[HIV infections in the African space: setting forth a geographic question]

1995 
Epidemiological dynamics and spatial distribution of the HIV-1 epidemic in Africa reflect a very clever pathogen which rages in large and small cities and in economically active rural areas. It especially attacks the most exposed groups (e.g. prostitutes). It enters communities in a generally irregular fashion slow or brutal. The HIV-1 epidemic is mesoendemic in some parts of Zaire (e.g. Kinshasa and Shaba-major poles of economic development). Elsewhere the HIV-1 epidemic is at a low hypoendemic level and it attacks cities and rural areas equally. The first situation may be an exacerbated form of the second situation. It may be also the result of the beginning of an epidemiologic process already stabilized before the mid-1980s. HIV was in Kinshasa since the 1950s. The HIV infection rate in the Yambuku region of Zaire has stayed at the same level since the mid-1970s. Yet HIVs presence in other areas of Africa suggest a process before its spread. Two distinct forms of HIV-1 in Central Africa equally argue in favor of a prolonged presence of HIV-1. It is possible that the HIV-1 endemic has been present at low levels for a long time in the Atlantic watershed of Africa. Many persons believe that explosive urbanization and intense mobility gave rise to the epidemic.
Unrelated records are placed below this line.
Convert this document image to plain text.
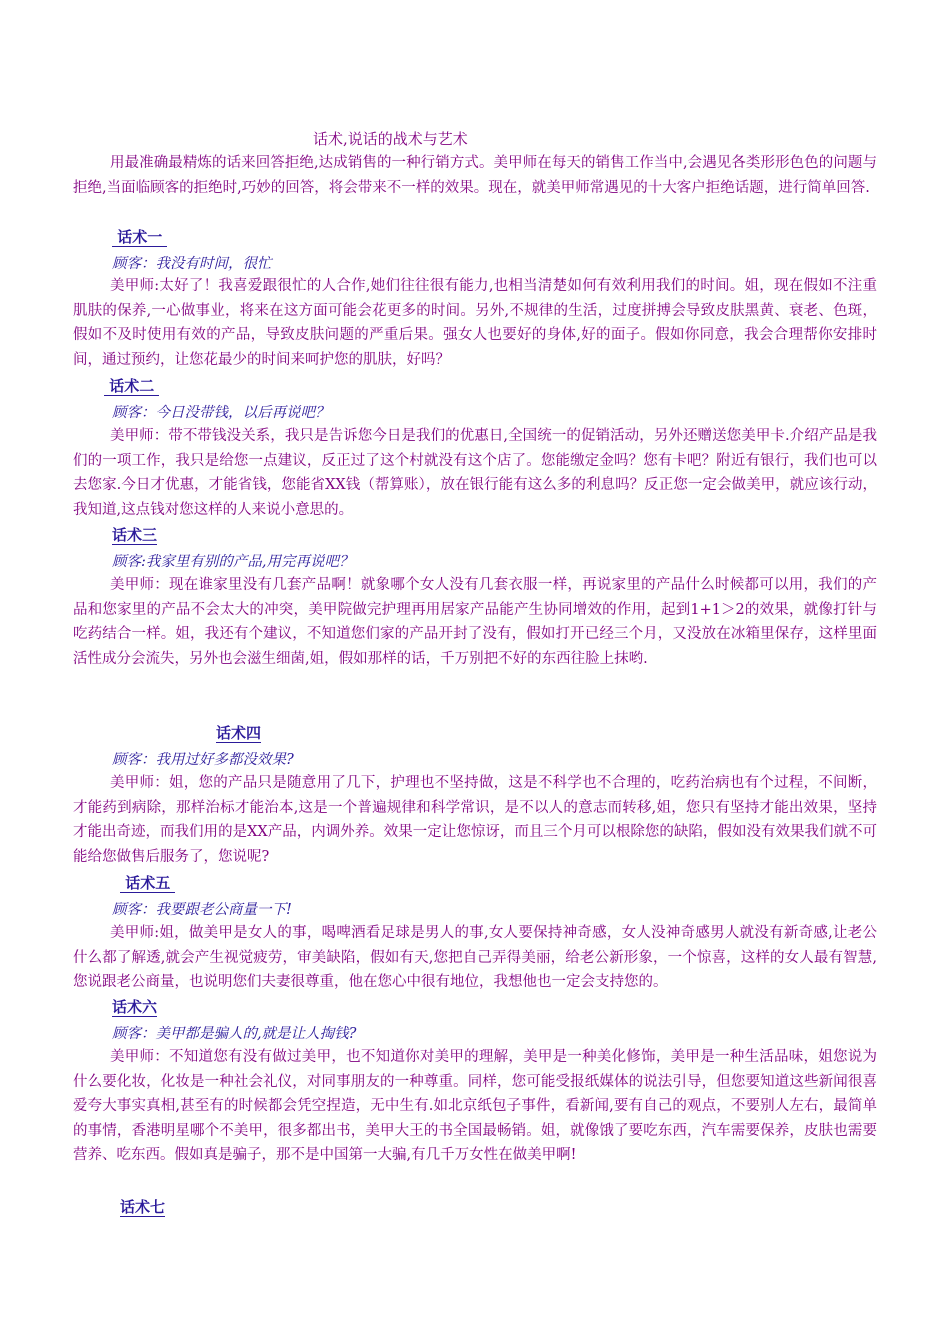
话术,说话的战术与艺术

用最准确最精炼的话来回答拒绝,达成销售的一种行销方式。美甲师在每天的销售工作当中,会遇见各类形形色色的问题与拒绝,当面临顾客的拒绝时,巧妙的回答，将会带来不一样的效果。现在，就美甲师常遇见的十大客户拒绝话题，进行简单回答.

话术一
顾客：我没有时间，很忙

美甲师:太好了！我喜爱跟很忙的人合作,她们往往很有能力,也相当清楚如何有效利用我们的时间。姐，现在假如不注重肌肤的保养,一心做事业，将来在这方面可能会花更多的时间。另外,不规律的生活，过度拼搏会导致皮肤黑黄、衰老、色斑，假如不及时使用有效的产品，导致皮肤问题的严重后果。强女人也要好的身体,好的面子。假如你同意，我会合理帮你安排时间，通过预约，让您花最少的时间来呵护您的肌肤，好吗？

话术二
顾客：今日没带钱，以后再说吧？

美甲师：带不带钱没关系，我只是告诉您今日是我们的优惠日,全国统一的促销活动，另外还赠送您美甲卡.介绍产品是我们的一项工作，我只是给您一点建议，反正过了这个村就没有这个店了。您能缴定金吗？您有卡吧？附近有银行，我们也可以去您家.今日才优惠，才能省钱，您能省XX钱（帮算账），放在银行能有这么多的利息吗？反正您一定会做美甲，就应该行动，我知道,这点钱对您这样的人来说小意思的。

话术三
顾客:我家里有别的产品,用完再说吧？

美甲师：现在谁家里没有几套产品啊！就象哪个女人没有几套衣服一样，再说家里的产品什么时候都可以用，我们的产品和您家里的产品不会太大的冲突，美甲院做完护理再用居家产品能产生协同增效的作用，起到1+1＞2的效果，就像打针与吃药结合一样。姐，我还有个建议，不知道您们家的产品开封了没有，假如打开已经三个月，又没放在冰箱里保存，这样里面活性成分会流失，另外也会滋生细菌,姐，假如那样的话，千万别把不好的东西往脸上抹哟.

话术四
顾客：我用过好多都没效果?

美甲师：姐，您的产品只是随意用了几下，护理也不坚持做，这是不科学也不合理的，吃药治病也有个过程，不间断，才能药到病除，那样治标才能治本,这是一个普遍规律和科学常识，是不以人的意志而转移,姐，您只有坚持才能出效果，坚持才能出奇迹，而我们用的是XX产品，内调外养。效果一定让您惊讶，而且三个月可以根除您的缺陷，假如没有效果我们就不可能给您做售后服务了，您说呢?

话术五
顾客：我要跟老公商量一下!

美甲师:姐，做美甲是女人的事，喝啤酒看足球是男人的事,女人要保持神奇感，女人没神奇感男人就没有新奇感,让老公什么都了解透,就会产生视觉疲劳，审美缺陷，假如有天,您把自己弄得美丽，给老公新形象，一个惊喜，这样的女人最有智慧,您说跟老公商量，也说明您们夫妻很尊重，他在您心中很有地位，我想他也一定会支持您的。

话术六
顾客：美甲都是骗人的,就是让人掏钱?

美甲师：不知道您有没有做过美甲，也不知道你对美甲的理解，美甲是一种美化修饰，美甲是一种生活品味，姐您说为什么要化妆，化妆是一种社会礼仪，对同事朋友的一种尊重。同样，您可能受报纸媒体的说法引导，但您要知道这些新闻很喜爱夸大事实真相,甚至有的时候都会凭空捏造，无中生有.如北京纸包子事件，看新闻,要有自己的观点，不要别人左右，最简单的事情，香港明星哪个不美甲，很多都出书，美甲大王的书全国最畅销。姐，就像饿了要吃东西，汽车需要保养，皮肤也需要营养、吃东西。假如真是骗子，那不是中国第一大骗,有几千万女性在做美甲啊!

话术七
Social economic and cultural evolutions which affect communities and contribute to new behaviors especially sexual behaviors would have sparked the HIV-1 epidemic. Sexuality (especially sexually transmitted diseases) is at the center of the HIV-1 transmission system. HIV-2 is limited to the Atlantic coast of Africa (and Mozambique) the principal site of different types of SIV (simian immunodeficiency virus) which is close to HIV-2 while HIV-1 is most prevalent in central and western Africa. In conclusion many uncertainties on the endemic forms of the two viral human infections their history their geography and their relationships remain.